C’est précisément autour de ces interrogations que j’ai centré une partie importante de mon travail doctoral. Si les jeunes de classes populaires s’inscrivent peu dans des collectifs associatifs traditionnels, ils n’en sont pas moins animés de combats et de convictions.

En m’inspirant d’un ensemble de travaux qui étudient les mobilisations juvéniles, je montre qu’ils développent de nouvelles formes d’engagement à travers leurs sociabilités numériques. C’est l’un des enseignements que je tire d’une ethnographie en ligne, menée pendant un an sur les comptes Snapchat de 14 jeunes (8 filles et 6 garçons) de cités de Seine-Saint-Denis, le département le plus pauvre de France hexagonale ?

L’engagement des jeunes aujourd’hui : associations et causes partagées sur les réseaux sociaux

L’engagement se définit comme la capacité d’une personne à s’impliquer volontairement, dans une certaine durée, en faveur d’une cause. Il implique une forme de contrat moral qui unit une personne à ce qu’elle entend défendre. L’engagement ne repose donc pas systématiquement sur la participation à des collectifs associatifs – même si cette dimension demeure essentielle dans certains contextes –, mais sur la défense d’une cause en laquelle on croit, quels qu’en soient les voies et les moyens.

Aujourd’hui, divers chercheurs de la jeunesse s’accordent à dire que les formes d’engagement se sont transformées, non seulement dans les causes qui en sont l’objet, passant de luttes sociales à des enjeux civils, mais aussi dans leurs modes d’expression. Ces travaux montrent que les réseaux sociaux numériques offrent un terrain privilégié de visibilité et de socialisation.

Pour étudier l’engagement des jeunes, il ne suffit plus en effet de mesurer leur taux de participation aux élections politiques ou leur mobilisation associative.
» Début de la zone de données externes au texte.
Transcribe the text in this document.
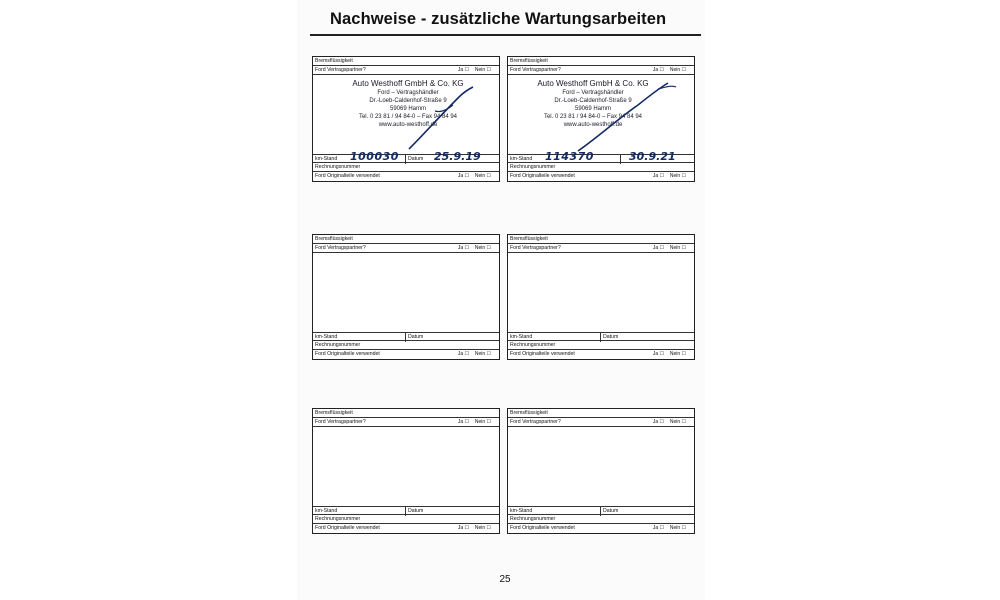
Nachweise - zusätzliche Wartungsarbeiten
Bremsflüssigkeit
Ford Vertragspartner?	Ja ☐ Nein ☐
Auto Westhoff GmbH & Co. KG
Ford – Vertragshändler
Dr.-Loeb-Caldenhof-Straße 9
59069 Hamm
Tel. 0 23 81 / 94 84-0 – Fax 94 84 94
www.auto-westhoff.de
km-Stand 100030 Datum 25.9.19
Rechnungsnummer
Ford Originalteile verwendet	Ja ☐ Nein ☐
Bremsflüssigkeit
Ford Vertragspartner?	Ja ☐ Nein ☐
Auto Westhoff GmbH & Co. KG
Ford – Vertragshändler
Dr.-Loeb-Caldenhof-Straße 9
59069 Hamm
Tel. 0 23 81 / 94 84-0 – Fax 94 84 94
www.auto-westhoff.de
km-Stand 114370	30.9.21
Rechnungsnummer
Ford Originalteile verwendet	Ja ☐ Nein ☐
Bremsflüssigkeit
Ford Vertragspartner?	Ja ☐ Nein ☐
km-Stand	Datum
Rechnungsnummer
Ford Originalteile verwendet	Ja ☐ Nein ☐
Bremsflüssigkeit
Ford Vertragspartner?	Ja ☐ Nein ☐
km-Stand	Datum
Rechnungsnummer
Ford Originalteile verwendet	Ja ☐ Nein ☐
Bremsflüssigkeit
Ford Vertragspartner?	Ja ☐ Nein ☐
km-Stand	Datum
Rechnungsnummer
Ford Originalteile verwendet	Ja ☐ Nein ☐
Bremsflüssigkeit
Ford Vertragspartner?	Ja ☐ Nein ☐
km-Stand	Datum
Rechnungsnummer
Ford Originalteile verwendet	Ja ☐ Nein ☐
25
Il convient également de prendre en compte des formes d’investissement liées aux loisirs (sport, art, culture) ainsi qu’à d’autres actions moins visibles : être délégué de classe ou signer une pétition en ligne par exemple. En élargissant le spectre, on constate aisément que les jeunes ne se désintéressent pas des causes sociales qui traversent leur quotidien.

Le dernier rapport de l’Institut national de la jeunesse et de l’éducation populaire (Injep), « État d’esprit et engagement des jeunes en 2025 » enseigne que trois jeunes âgés de 15 à 30 ans sur dix déclarent avoir consacré bénévolement du temps à une association au moins une fois par mois au cours des douze derniers mois.
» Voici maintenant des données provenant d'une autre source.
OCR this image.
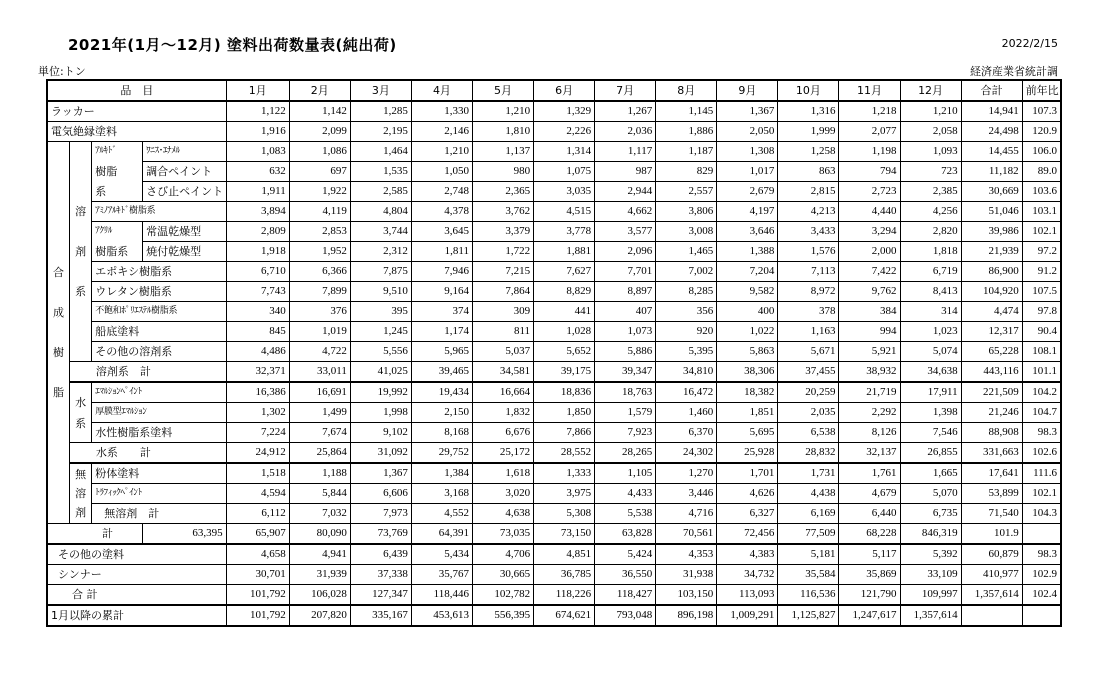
2021年(1月～12月) 塗料出荷数量表(純出荷)	2022/2/15
単位:トン	経済産業省統計調
品　目				1月	2月	3月	4月	5月	6月	7月	8月	9月	10月	11月	12月	合計	前年比
ラッカー				1,122	1,142	1,285	1,330	1,210	1,329	1,267	1,145	1,367	1,316	1,218	1,210	14,941	107.3
電気絶縁塗料				1,916	2,099	2,195	2,146	1,810	2,226	2,036	1,886	2,050	1,999	2,077	2,058	24,498	120.9

合

成

樹

脂	溶

剤

系	ｱﾙｷﾄﾞ	ﾜﾆｽ･ｴﾅﾒﾙ	1,083	1,086	1,464	1,210	1,137	1,314	1,117	1,187	1,308	1,258	1,198	1,093	14,455	106.0
		樹脂	調合ペイント	632	697	1,535	1,050	980	1,075	987	829	1,017	863	794	723	11,182	89.0
		系	さび止ペイント	1,911	1,922	2,585	2,748	2,365	3,035	2,944	2,557	2,679	2,815	2,723	2,385	30,669	103.6
		ｱﾐﾉｱﾙｷﾄﾞ樹脂系		3,894	4,119	4,804	4,378	3,762	4,515	4,662	3,806	4,197	4,213	4,440	4,256	51,046	103.1
		ｱｸﾘﾙ	常温乾燥型	2,809	2,853	3,744	3,645	3,379	3,778	3,577	3,008	3,646	3,433	3,294	2,820	39,986	102.1
		樹脂系	焼付乾燥型	1,918	1,952	2,312	1,811	1,722	1,881	2,096	1,465	1,388	1,576	2,000	1,818	21,939	97.2
		エポキシ樹脂系		6,710	6,366	7,875	7,946	7,215	7,627	7,701	7,002	7,204	7,113	7,422	6,719	86,900	91.2
		ウレタン樹脂系		7,743	7,899	9,510	9,164	7,864	8,829	8,897	8,285	9,582	8,972	9,762	8,413	104,920	107.5
		不飽和ﾎﾟﾘｴｽﾃﾙ樹脂系		340	376	395	374	309	441	407	356	400	378	384	314	4,474	97.8
		船底塗料		845	1,019	1,245	1,174	811	1,028	1,073	920	1,022	1,163	994	1,023	12,317	90.4
		その他の溶剤系		4,486	4,722	5,556	5,965	5,037	5,652	5,886	5,395	5,863	5,671	5,921	5,074	65,228	108.1
	溶剤系　計			32,371	33,011	41,025	39,465	34,581	39,175	39,347	34,810	38,306	37,455	38,932	34,638	443,116	101.1

	水
系	ｴﾏﾙｼｮﾝﾍﾟｲﾝﾄ		16,386	16,691	19,992	19,434	16,664	18,836	18,763	16,472	18,382	20,259	21,719	17,911	221,509	104.2
		厚膜型ｴﾏﾙｼｮﾝ		1,302	1,499	1,998	2,150	1,832	1,850	1,579	1,460	1,851	2,035	2,292	1,398	21,246	104.7
		水性樹脂系塗料		7,224	7,674	9,102	8,168	6,676	7,866	7,923	6,370	5,695	6,538	8,126	7,546	88,908	98.3
	水系　　計			24,912	25,864	31,092	29,752	25,172	28,552	28,265	24,302	25,928	28,832	32,137	26,855	331,663	102.6

	無
溶
剤	粉体塗料		1,518	1,188	1,367	1,384	1,618	1,333	1,105	1,270	1,701	1,731	1,761	1,665	17,641	111.6
		ﾄﾗﾌｨｯｸﾍﾟｲﾝﾄ		4,594	5,844	6,606	3,168	3,020	3,975	4,433	3,446	4,626	4,438	4,679	5,070	53,899	102.1
		無溶剤　計		6,112	7,032	7,973	4,552	4,638	5,308	5,538	4,716	6,327	6,169	6,440	6,735	71,540	104.3
計			63,395	65,907	80,090	73,769	64,391	73,035	73,150	63,828	70,561	72,456	77,509	68,228	846,319	101.9	
その他の塗料				4,658	4,941	6,439	5,434	4,706	4,851	5,424	4,353	4,383	5,181	5,117	5,392	60,879	98.3
シンナー				30,701	31,939	37,338	35,767	30,665	36,785	36,550	31,938	34,732	35,584	35,869	33,109	410,977	102.9
合 計				101,792	106,028	127,347	118,446	102,782	118,226	118,427	103,150	113,093	116,536	121,790	109,997	1,357,614	102.4
1月以降の累計				101,792	207,820	335,167	453,613	556,395	674,621	793,048	896,198	1,009,291	1,125,827	1,247,617	1,357,614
Si l’engagement est plus important chez les jeunes ayant de bonnes conditions matérielles, autrement dit du temps et de l’argent, le rapport souligne la réalité d’un engagement « multidomaines » : éducation, culture ou loisirs, environnement, causes humanitaires ou sociales, etc. La principale forme de participation à la vie citoyenne et politique tient même dans la signature de pétitions ou la défense d’une cause en ligne : une pratique qui concerne 40 % des jeunes de 15 à 30 ans.
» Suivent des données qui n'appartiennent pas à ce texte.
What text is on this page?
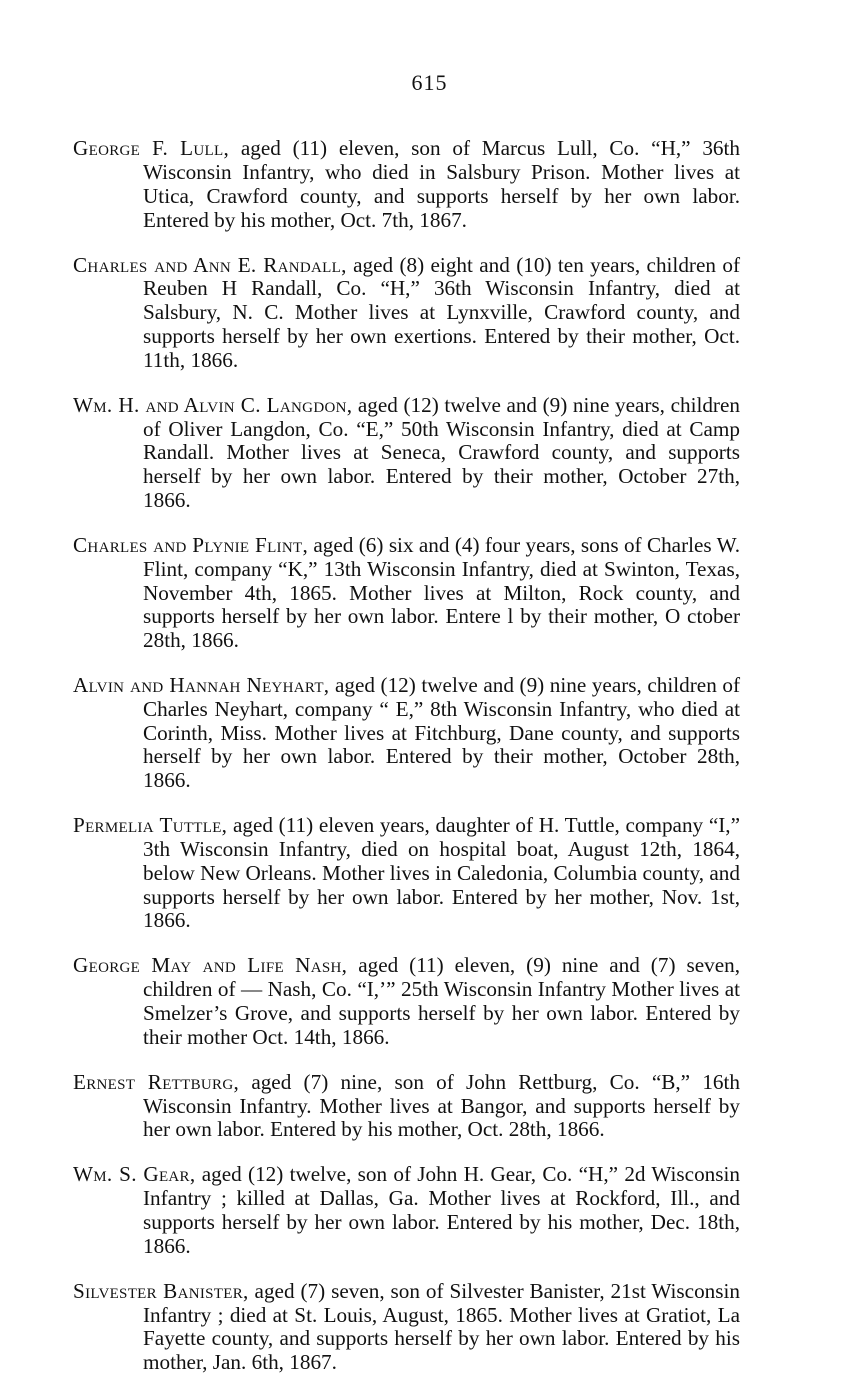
615

George F. Lull, aged (11) eleven, son of Marcus Lull, Co. “H,” 36th Wisconsin Infantry, who died in Salsbury Prison. Mother lives at Utica, Crawford county, and supports herself by her own labor. Entered by his mother, Oct. 7th, 1867.

Charles and Ann E. Randall, aged (8) eight and (10) ten years, children of Reuben H Randall, Co. “H,” 36th Wisconsin Infantry, died at Salsbury, N. C. Mother lives at Lynxville, Crawford county, and supports herself by her own exertions. Entered by their mother, Oct. 11th, 1866.

Wm. H. and Alvin C. Langdon, aged (12) twelve and (9) nine years, children of Oliver Langdon, Co. “E,” 50th Wisconsin Infantry, died at Camp Randall. Mother lives at Seneca, Crawford county, and supports herself by her own labor. Entered by their mother, October 27th, 1866.

Charles and Plynie Flint, aged (6) six and (4) four years, sons of Charles W. Flint, company “K,” 13th Wisconsin Infantry, died at Swinton, Texas, November 4th, 1865. Mother lives at Milton, Rock county, and supports herself by her own labor. Entere l by their mother, O ctober 28th, 1866.

Alvin and Hannah Neyhart, aged (12) twelve and (9) nine years, children of Charles Neyhart, company “ E,” 8th Wisconsin Infantry, who died at Corinth, Miss. Mother lives at Fitchburg, Dane county, and supports herself by her own labor. Entered by their mother, October 28th, 1866.

Permelia Tuttle, aged (11) eleven years, daughter of H. Tuttle, company “I,” 3th Wisconsin Infantry, died on hospital boat, August 12th, 1864, below New Orleans. Mother lives in Caledonia, Columbia county, and supports herself by her own labor. Entered by her mother, Nov. 1st, 1866.

George May and Life Nash, aged (11) eleven, (9) nine and (7) seven, children of — Nash, Co. “I,’” 25th Wisconsin Infantry Mother lives at Smelzer’s Grove, and supports herself by her own labor. Entered by their mother Oct. 14th, 1866.

Ernest Rettburg, aged (7) nine, son of John Rettburg, Co. “B,” 16th Wisconsin Infantry. Mother lives at Bangor, and supports herself by her own labor. Entered by his mother, Oct. 28th, 1866.

Wm. S. Gear, aged (12) twelve, son of John H. Gear, Co. “H,” 2d Wisconsin Infantry ; killed at Dallas, Ga. Mother lives at Rockford, Ill., and supports herself by her own labor. Entered by his mother, Dec. 18th, 1866.

Silvester Banister, aged (7) seven, son of Silvester Banister, 21st Wisconsin Infantry ; died at St. Louis, August, 1865. Mother lives at Gratiot, La Fayette county, and supports herself by her own labor. Entered by his mother, Jan. 6th, 1867.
L’engagement des jeunes sur les réseaux sociaux : solidarités et dénonciation des injustices

Les jeunes de quartiers populaires développent sur leurs espaces numériques de véritables pratiques engageantes. Différents profils se dégagent : ceux qui dénoncent directement les injustices, ceux qui préfèrent en rester spectateurs, et ceux qui cherchent à élargir leur audience en partageant massivement des informations qui circulent. Parcourant leur quotidien, leurs combats vont du soutien au commerce local à la dénonciation d’inégalités de genre (notamment pour les filles), de violences commises par la police, jusqu’à l’expérience du racisme.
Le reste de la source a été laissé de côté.